Any help would be most appreciated.


----------



## Stravinsky (Aug 12, 2007)

Golf Shop said:


> Is it possible to make yourself a member of a club anywhere on the Costa Blanca or is it all pay as you play.
> 
> I have heard contrasting stories but ideally would like to join somewhere and be able to play in competitions etc.Is this possible ?
> 
> Any help would be most appreciated.


Your best bet is to join a society, and there are plenty around. In general you cant "join" a golf club but have to invest in shares. This is an investment, but you have to have the money available to do it.

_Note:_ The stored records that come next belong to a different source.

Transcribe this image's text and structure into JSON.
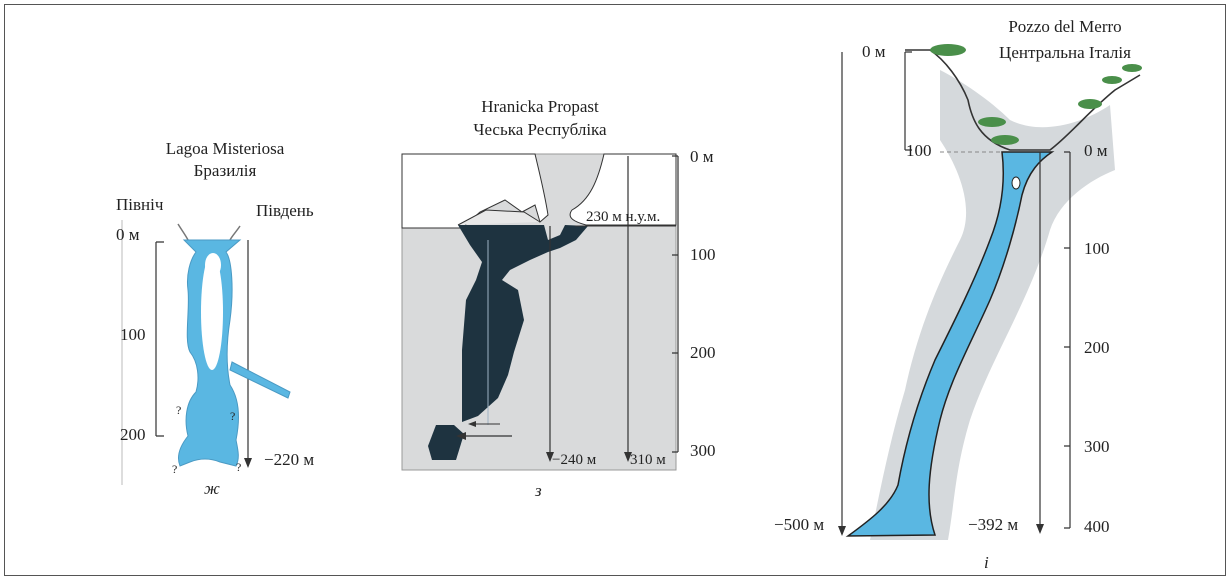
{
  "panels": {
    "zh": {
      "title": "Lagoa Misteriosa",
      "subtitle": "Бразилія",
      "north": "Північ",
      "south": "Південь",
      "depth_labels": [
        "0 м",
        "100",
        "200"
      ],
      "bottom_depth": "−220 м",
      "unknown_mark": "?",
      "letter": "ж",
      "colors": {
        "water": "#5ab7e2",
        "outline": "#333333"
      }
    },
    "z": {
      "title": "Hranicka Propast",
      "subtitle": "Чеська Республіка",
      "scale_labels": [
        "0 м",
        "100",
        "200",
        "300"
      ],
      "altitude_label": "230 м н.у.м.",
      "depth_a": "−240 м",
      "depth_b": "310 м",
      "letter": "з",
      "colors": {
        "background": "#d9dadb",
        "cave": "#1e3340",
        "surface": "#ffffff"
      }
    },
    "i": {
      "title": "Pozzo del Merro",
      "subtitle": "Центральна Італія",
      "top_scale": [
        "0 м",
        "100"
      ],
      "right_scale": [
        "0 м",
        "100",
        "200",
        "300",
        "400"
      ],
      "depth_a": "−500 м",
      "depth_b": "−392 м",
      "letter": "i",
      "colors": {
        "halo": "#d5d9dc",
        "water": "#5ab7e2",
        "tree": "#4a8f4a"
      }
    }
  }
}
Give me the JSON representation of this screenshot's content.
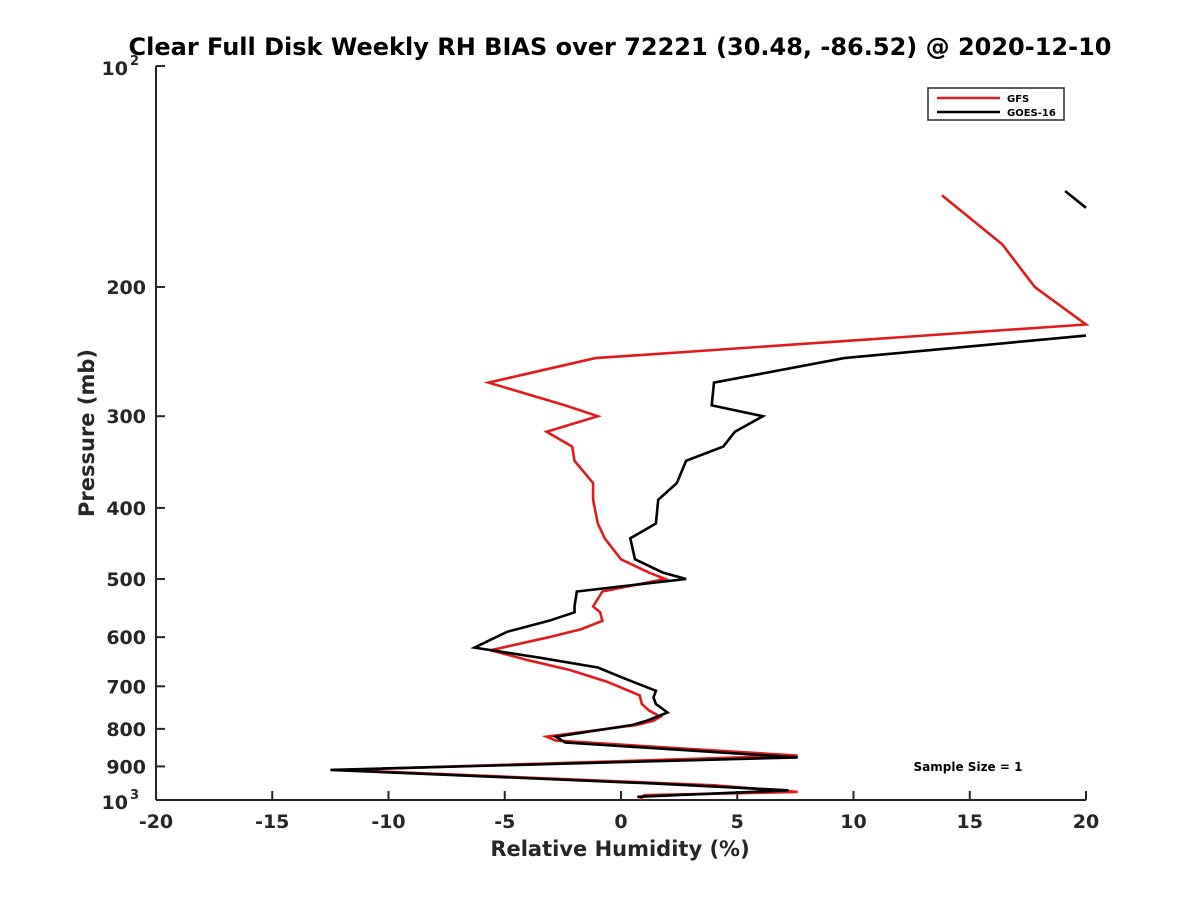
{
  "chart_data": {
    "type": "line",
    "title": "Clear Full Disk Weekly RH BIAS over 72221 (30.48, -86.52) @ 2020-12-10",
    "xlabel": "Relative Humidity (%)",
    "ylabel": "Pressure (mb)",
    "xlim": [
      -20,
      20
    ],
    "ylim": [
      100,
      1000
    ],
    "y_scale": "log",
    "y_reversed": true,
    "grid": false,
    "legend_position": "top-right",
    "x_ticks": [
      "-20",
      "-15",
      "-10",
      "-5",
      "0",
      "5",
      "10",
      "15",
      "20"
    ],
    "y_ticks": [
      {
        "value": 100,
        "base": "10",
        "exp": "2"
      },
      {
        "value": 200,
        "label": "200"
      },
      {
        "value": 300,
        "label": "300"
      },
      {
        "value": 400,
        "label": "400"
      },
      {
        "value": 500,
        "label": "500"
      },
      {
        "value": 600,
        "label": "600"
      },
      {
        "value": 700,
        "label": "700"
      },
      {
        "value": 800,
        "label": "800"
      },
      {
        "value": 900,
        "label": "900"
      },
      {
        "value": 1000,
        "base": "10",
        "exp": "3"
      }
    ],
    "annotation": "Sample Size = 1",
    "series": [
      {
        "name": "GFS",
        "color": "#e11b1b",
        "points": [
          [
            13.8,
            150
          ],
          [
            16.4,
            175
          ],
          [
            17.8,
            200
          ],
          [
            20.0,
            225
          ],
          [
            -1.1,
            250
          ],
          [
            -5.7,
            270
          ],
          [
            -2.4,
            290
          ],
          [
            -1.0,
            300
          ],
          [
            -3.2,
            315
          ],
          [
            -2.1,
            330
          ],
          [
            -2.0,
            345
          ],
          [
            -1.2,
            370
          ],
          [
            -1.2,
            390
          ],
          [
            -1.0,
            420
          ],
          [
            -0.7,
            440
          ],
          [
            0.0,
            470
          ],
          [
            1.2,
            490
          ],
          [
            1.9,
            500
          ],
          [
            -0.8,
            520
          ],
          [
            -1.2,
            545
          ],
          [
            -0.9,
            555
          ],
          [
            -0.8,
            570
          ],
          [
            -1.7,
            585
          ],
          [
            -3.1,
            600
          ],
          [
            -5.6,
            625
          ],
          [
            -4.0,
            645
          ],
          [
            -2.2,
            665
          ],
          [
            -0.6,
            690
          ],
          [
            0.8,
            720
          ],
          [
            0.9,
            740
          ],
          [
            1.2,
            755
          ],
          [
            1.7,
            770
          ],
          [
            1.4,
            780
          ],
          [
            0.7,
            790
          ],
          [
            -3.2,
            820
          ],
          [
            -2.8,
            830
          ],
          [
            7.6,
            870
          ],
          [
            -12.0,
            910
          ],
          [
            4.0,
            955
          ],
          [
            7.6,
            975
          ],
          [
            1.0,
            985
          ],
          [
            0.8,
            1000
          ]
        ]
      },
      {
        "name": "GOES-16",
        "color": "#000000",
        "segments": [
          [
            [
              19.1,
              148
            ],
            [
              20.0,
              156
            ]
          ],
          [
            [
              20.0,
              233
            ],
            [
              9.6,
              250
            ],
            [
              4.0,
              270
            ],
            [
              3.9,
              290
            ],
            [
              6.1,
              300
            ],
            [
              4.9,
              315
            ],
            [
              4.4,
              330
            ],
            [
              2.8,
              345
            ],
            [
              2.4,
              370
            ],
            [
              1.6,
              390
            ],
            [
              1.5,
              420
            ],
            [
              0.4,
              440
            ],
            [
              0.6,
              470
            ],
            [
              1.8,
              490
            ],
            [
              2.8,
              500
            ],
            [
              -1.9,
              520
            ],
            [
              -2.0,
              545
            ],
            [
              -2.0,
              555
            ],
            [
              -3.1,
              570
            ],
            [
              -4.9,
              590
            ],
            [
              -6.3,
              620
            ],
            [
              -3.5,
              640
            ],
            [
              -1.0,
              660
            ],
            [
              0.0,
              680
            ],
            [
              1.5,
              710
            ],
            [
              1.4,
              725
            ],
            [
              1.5,
              740
            ],
            [
              2.0,
              760
            ],
            [
              1.1,
              780
            ],
            [
              0.5,
              790
            ],
            [
              -2.8,
              820
            ],
            [
              -2.4,
              835
            ],
            [
              7.6,
              875
            ],
            [
              -12.5,
              910
            ],
            [
              1.5,
              950
            ],
            [
              7.2,
              970
            ],
            [
              0.7,
              990
            ]
          ]
        ]
      }
    ]
  }
}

As I said in another thread Escorpion in Valencia was €12k for a friend to join, and thats now worth double.

I pay €35 a time to play there as his guest. Oliva Nova nearby is around €68 a round

Look on the Harley thread here, I gave a link for tee time bookings


----------



## Golf Shop (Jan 31, 2008)

Hi, does buying shares in a golf club give you free or subsidised golf? Anyone any idea what the going rate for a share is???


----------



## Stravinsky (Aug 12, 2007)

Golf Shop said:


> Hi, does buying shares in a golf club give you free or subsidised golf? Anyone any idea what the going rate for a share is???


It normally gives you free unlimited golf, but there are some that do a discounted share figure and you pay green fees also.

As for the figure, you have to enquire from the club


----------